In the radiological test (10 days), the radioactivity (MBq/l) of ¹²⁵I in a liquid sample that was passed through a 0.2-μm filter was measured by a liquid scintillation counter (LSC, Perkin Elmer, Tri-Carb 2910 TM) in the range of 0 to 100 keV for 30 min. A diluted solution of the liquid sample (0.5 ml) and distilled water (4.5 ml) was mixed with 15 ml of a cocktail solution (Ultima Gold^TM). The prepared solution was kept in a cold and dark place for at least 20 hours before the gamma-ray measurement by the LSC.

To confirm the chemistry and structure of the solid samples produced in the system, the precipitable products were collected by centrifugation (10,000 rpm for 3 min) and were investigated by spectroscopic and microscopic analysers. For the purpose of the analyses, the solid samples that were separated from the solution were frozen and freeze-dried for 48 hours (Bondiro, Ilshin Co.). X-ray photoelectron spectroscopy (XPS) was performed to analyse the oxidation state using an AXIS Ultra DLD (Kratos Inc.) system with monochromatic Al Kα (1486.7 eV) and a 150 W source. To identify the mineral species and crystallinity, X-ray diffraction (XRD) analysis was performed with a Bruker D8 Advance automatic horizontal goniometer diffractometer, which was equipped with a scintillation counter and a Cu X-ray tube operated at 40 kV/30 mA in continuous scan mode.

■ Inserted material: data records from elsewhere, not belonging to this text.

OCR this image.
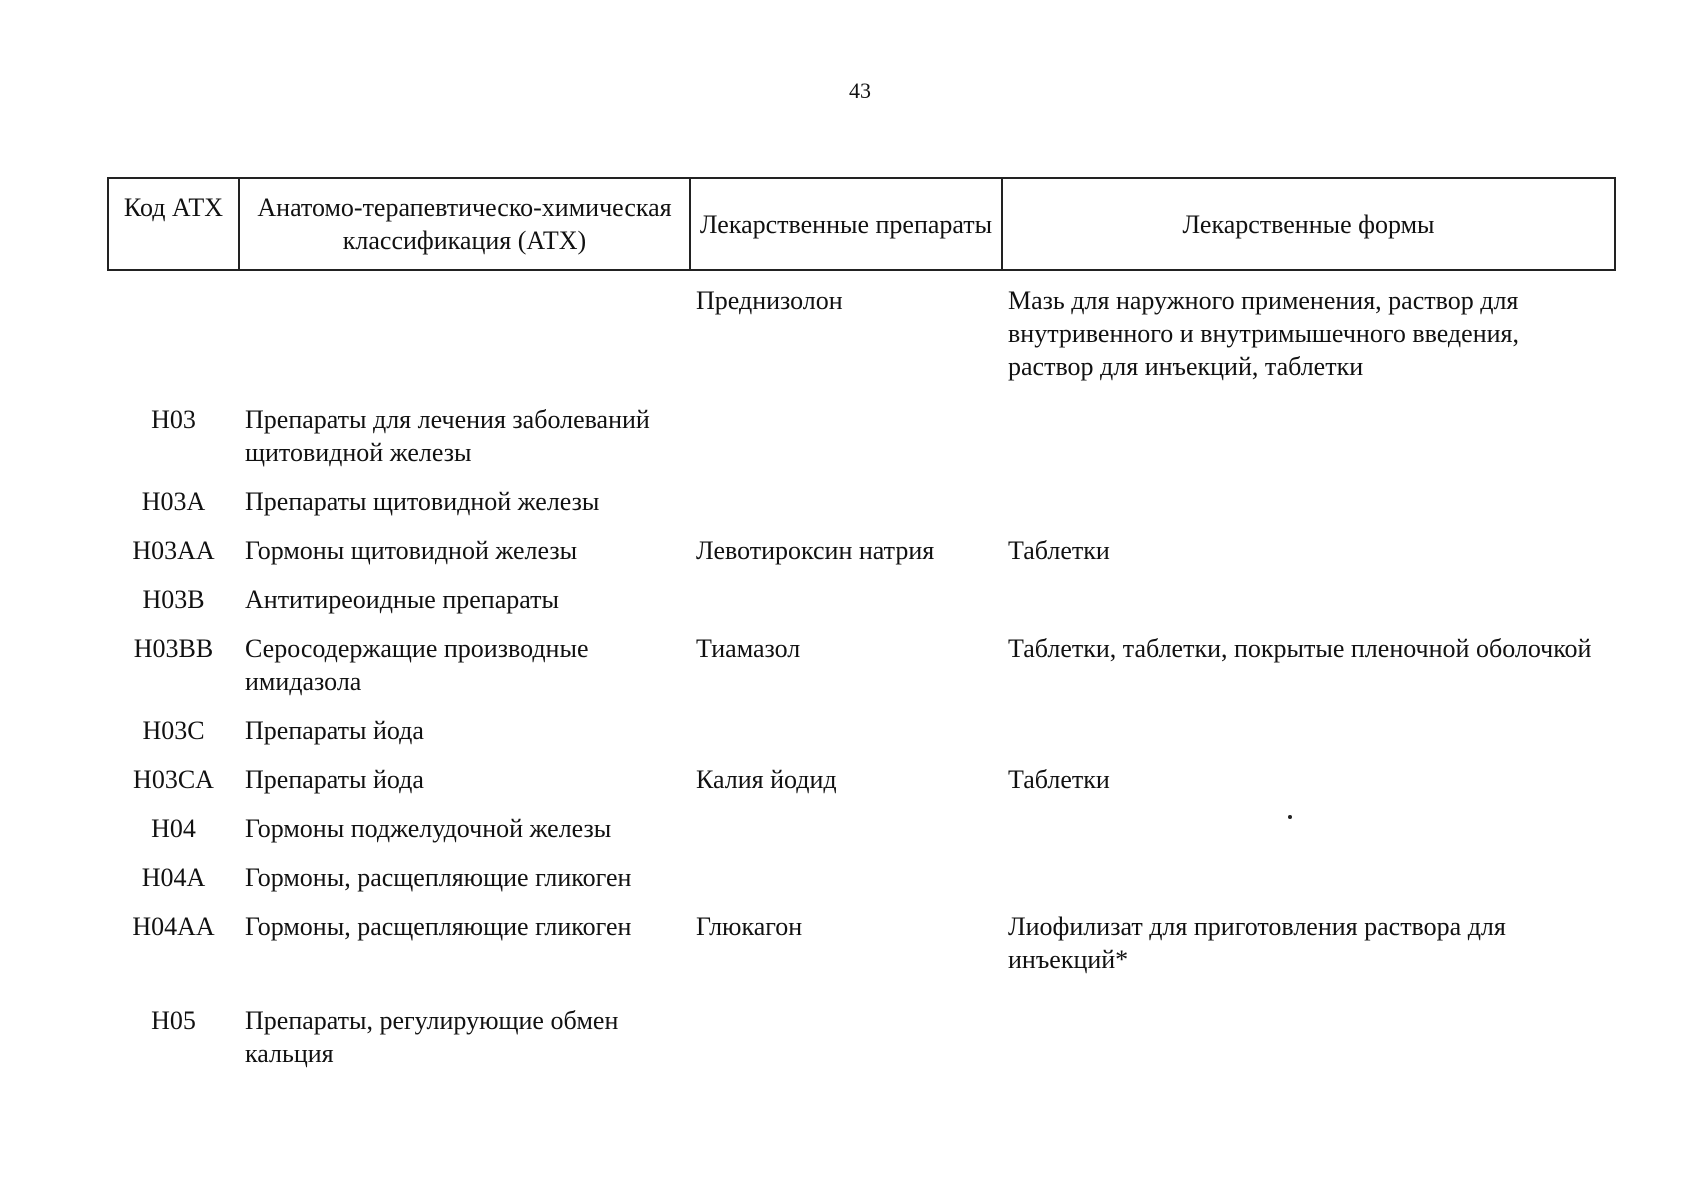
43
Код АТХ	Анатомо-терапевтическо-химическая классификация (АТХ)	Лекарственные препараты	Лекарственные формы
		Преднизолон	Мазь для наружного применения, раствор для внутривенного и внутримышечного введения, раствор для инъекций, таблетки
H03	Препараты для лечения заболеваний щитовидной железы		
H03A	Препараты щитовидной железы		
H03AA	Гормоны щитовидной железы	Левотироксин натрия	Таблетки
H03B	Антитиреоидные препараты		
H03BB	Серосодержащие производные имидазола	Тиамазол	Таблетки, таблетки, покрытые пленочной оболочкой
H03C	Препараты йода		
H03CA	Препараты йода	Калия йодид	Таблетки
H04	Гормоны поджелудочной железы		
H04A	Гормоны, расщепляющие гликоген		
H04AA	Гормоны, расщепляющие гликоген	Глюкагон	Лиофилизат для приготовления раствора для инъекций*
H05	Препараты, регулирующие обмен кальция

For the electron microscope observation, a field emission scanning electron microscope (FESEM; S-4700, Hitachi) was used to acquire the morphological and chemical information of the solid samples. For the SEM observation, the samples were uniformly sprayed onto a carbon tape pasted on the specimen holder. To avoid charging during observation, the samples were coated with a thin OsO₄ (~10 nm) layer. Chemical analysis was performed using an energy dispersive X-ray spectrometer (EDS; EMAX, Horiba). High-resolution transmission electron microscopy (HRTEM) was conducted for the iodide solid sample. To microscopically examine the internal structure of the solid phase, the specimen was washed three times in deionized water and embedded in Caldofix resin. Then, the blocks were sectioned into 50–70-nm-thick pieces using an ultramicrotome to obtain cross-sections of the sample. The sections were mounted on 200-mesh nickel grids, which were coated with carbon-sputtered Formvar support film for the HRTEM observation. The samples were examined by a JEOL JEM 2100F high-resolution field emission TEM at 200 kV. Elemental analyses were performed using an Oxford EDS system equipped with a SiLi detector coupled to the HRTEM and analysed by ISIS software.